I have seen in class the following formula used:

P(A | C) = \sum_{B} P(A | B \cap C)*P(B | C)

I don't understand how this formula works? Can anyone help me understand how it can be derived and how I can understand it intuitively? Can a venn diagram be drawn to illustrate this formula?

 

[SW VandeCarr]

I have seen in class the following formula used:

P(A | C) = \sum_{B} P(A | B \cap C)*P(B | C)

I don't understand how this formula works? Can anyone help me understand how it can be derived and how I can understand it intuitively? Can a venn diagram be drawn to illustrate this formula?

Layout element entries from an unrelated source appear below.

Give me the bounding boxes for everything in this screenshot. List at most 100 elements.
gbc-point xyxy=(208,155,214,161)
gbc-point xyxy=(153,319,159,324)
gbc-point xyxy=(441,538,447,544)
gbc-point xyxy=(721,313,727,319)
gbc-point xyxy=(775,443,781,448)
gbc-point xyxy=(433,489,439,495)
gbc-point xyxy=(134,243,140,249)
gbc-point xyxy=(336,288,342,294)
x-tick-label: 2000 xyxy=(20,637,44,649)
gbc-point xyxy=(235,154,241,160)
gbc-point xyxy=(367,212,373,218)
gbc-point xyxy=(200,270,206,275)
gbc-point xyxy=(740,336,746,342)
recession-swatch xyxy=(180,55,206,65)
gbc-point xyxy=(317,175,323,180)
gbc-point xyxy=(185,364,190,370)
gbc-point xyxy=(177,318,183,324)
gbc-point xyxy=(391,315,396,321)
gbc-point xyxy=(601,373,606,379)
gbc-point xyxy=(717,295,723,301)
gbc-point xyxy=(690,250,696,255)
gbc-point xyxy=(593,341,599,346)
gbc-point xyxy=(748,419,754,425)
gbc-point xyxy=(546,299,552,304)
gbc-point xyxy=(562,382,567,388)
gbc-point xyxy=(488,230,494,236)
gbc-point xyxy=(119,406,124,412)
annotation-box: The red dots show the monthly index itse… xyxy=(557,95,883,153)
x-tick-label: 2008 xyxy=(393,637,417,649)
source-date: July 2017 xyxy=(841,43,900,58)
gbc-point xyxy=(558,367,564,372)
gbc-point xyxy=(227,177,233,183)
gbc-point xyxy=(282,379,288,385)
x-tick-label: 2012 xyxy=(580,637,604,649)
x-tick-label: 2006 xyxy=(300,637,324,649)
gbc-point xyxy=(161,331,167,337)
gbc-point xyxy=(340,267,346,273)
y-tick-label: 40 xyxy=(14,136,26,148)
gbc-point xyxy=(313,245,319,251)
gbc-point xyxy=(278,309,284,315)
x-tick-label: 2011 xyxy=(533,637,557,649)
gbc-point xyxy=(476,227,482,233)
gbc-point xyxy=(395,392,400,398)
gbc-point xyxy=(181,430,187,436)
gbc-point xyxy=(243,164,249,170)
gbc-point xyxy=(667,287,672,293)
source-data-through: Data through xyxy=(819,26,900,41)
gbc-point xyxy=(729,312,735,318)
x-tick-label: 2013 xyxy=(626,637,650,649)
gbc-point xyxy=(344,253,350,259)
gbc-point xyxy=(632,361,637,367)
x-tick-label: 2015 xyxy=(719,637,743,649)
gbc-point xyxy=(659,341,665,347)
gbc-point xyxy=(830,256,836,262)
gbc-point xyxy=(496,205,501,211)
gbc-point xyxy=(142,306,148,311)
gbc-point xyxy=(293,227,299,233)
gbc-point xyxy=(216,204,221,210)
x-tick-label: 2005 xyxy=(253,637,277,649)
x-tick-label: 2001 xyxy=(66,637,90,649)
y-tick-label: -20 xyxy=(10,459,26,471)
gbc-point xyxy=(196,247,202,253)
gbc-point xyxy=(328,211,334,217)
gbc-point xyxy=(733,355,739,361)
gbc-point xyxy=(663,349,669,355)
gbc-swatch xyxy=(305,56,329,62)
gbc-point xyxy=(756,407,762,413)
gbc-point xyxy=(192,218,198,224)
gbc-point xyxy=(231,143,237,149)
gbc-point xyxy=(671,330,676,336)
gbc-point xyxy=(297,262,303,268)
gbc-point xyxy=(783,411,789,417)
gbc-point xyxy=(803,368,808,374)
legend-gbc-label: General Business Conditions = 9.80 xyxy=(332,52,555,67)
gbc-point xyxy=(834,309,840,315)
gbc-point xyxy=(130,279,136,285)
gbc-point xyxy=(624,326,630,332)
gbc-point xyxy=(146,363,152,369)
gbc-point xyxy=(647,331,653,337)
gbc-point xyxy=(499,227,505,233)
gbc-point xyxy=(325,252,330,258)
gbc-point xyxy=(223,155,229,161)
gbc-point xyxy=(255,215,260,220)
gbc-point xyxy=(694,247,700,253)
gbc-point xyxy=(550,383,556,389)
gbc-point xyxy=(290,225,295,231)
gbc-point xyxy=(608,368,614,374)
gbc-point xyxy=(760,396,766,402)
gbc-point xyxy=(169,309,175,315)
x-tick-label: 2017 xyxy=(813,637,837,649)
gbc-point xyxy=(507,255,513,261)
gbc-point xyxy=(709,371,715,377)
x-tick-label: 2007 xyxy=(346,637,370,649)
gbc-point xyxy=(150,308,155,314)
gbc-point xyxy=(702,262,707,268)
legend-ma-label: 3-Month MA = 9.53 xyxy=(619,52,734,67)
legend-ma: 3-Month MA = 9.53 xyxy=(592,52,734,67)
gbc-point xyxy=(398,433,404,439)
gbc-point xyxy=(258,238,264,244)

It seems you need a B somewhere on the left side of the equation for it to make sense (ie P(A|B,C))

 

[3.141592654]

This is a formula that is seen, for example, in Uniformization:

P_{ij}(t) = P(X(t) = j|X(0) = i)

= \sum^{n=0}_{\infty} P(X(t) = j|X(0) = i, N(t) = n)P(N(t) = n|X(0) = i)

= \sum^{\infty}_{n=0} P^{n}_{ij} \frac{(e^{vt})(vt^n)}{n!}

Where P_{ij}(t) is the transition probability in a continuous time Markov Chain.

Going from the first to second line above is where I got the generalized equation I presented in my original post.

 

[chiro]

This is a formula that is seen, for example, in Uniformization:

P_{ij}(t) = P(X(t) = j|X(0) = i)

= \sum^{n=0}_{\infty} P(X(t) = j|X(0) = i, N(t) = n)P(N(t) = n|X(0) = i)

= \sum^{\infty}_{n=0} P^{n}_{ij} \frac{(e^{vt})(vt^n)}{n!}

Where P_{ij}(t) is the transition probability in a continuous time Markov Chain.

Going from the first to second line above is where I got the generalized equation I presented in my original post.

Hey 3.141592654.

You should try going from the fundamental matrix relationship for continuous time markov chains which is in the form:

dP/dt = PQ for a valid matrix A where P is your transition matrix. You should then get the general solution P(t) = e^(tQ) for t >= 0. You can use properties of operator algebras for any general expression in terms of calculating or you can use some algebra to find closed for expression for p(i,j)(t).

 

[Stephen Tashi]

I have seen in class the following formula used:

P(A | C) = \sum_{B} P(A | B \cap C)*P(B | C)

I don't understand how this formula works? Can anyone help me understand how it can be derived and how I can understand it intuitively? Can a venn diagram be drawn to illustrate this formula?

Do you understand the formula P(A) = \sum_{B} P(A| B) P(B)?

The formula you quoted above is the same formula.

(In both formulas, the variable B must range over a collection of mutually exclusive sets whose union contains A. In problems, this collection of sets is usually a "partition" of the entire probability space. )

The notation "|" for "given" cannot be captured by the visual appearance of a Venn diagram. The event denoted by "X|Y " and the event denoted by X \cap Y are the same set of points.

The notation P(X|Y) implies that we consider the "probability space" to be the set Y.

The notation P(X \cap Y) implies that we consider the whole probability space to be whatever it is in the statement of the problem, before any conditions are mentioned.

Any "law" of probability like P(A^c) = 1 - P(A) is understood to apply within some given probability space of "all possible outcomes". If we let S represent this space then we could write P(A^c|S) = 1 - P(A|S). Usually we leave the space S out of our notation.

The formula P(A) = \sum_{B} P(A|B) P(B) applied when the probability space is C becomes:

P(A|C) = \sum_{B} P( (A|B) | C) P(B|C)

This leaves only the problem of interpreting P( (A|B) | C). We have to argue that this is the same as P(A | B \cap C). It might be a tangle of words to do so, but I hope it is intuitively clear.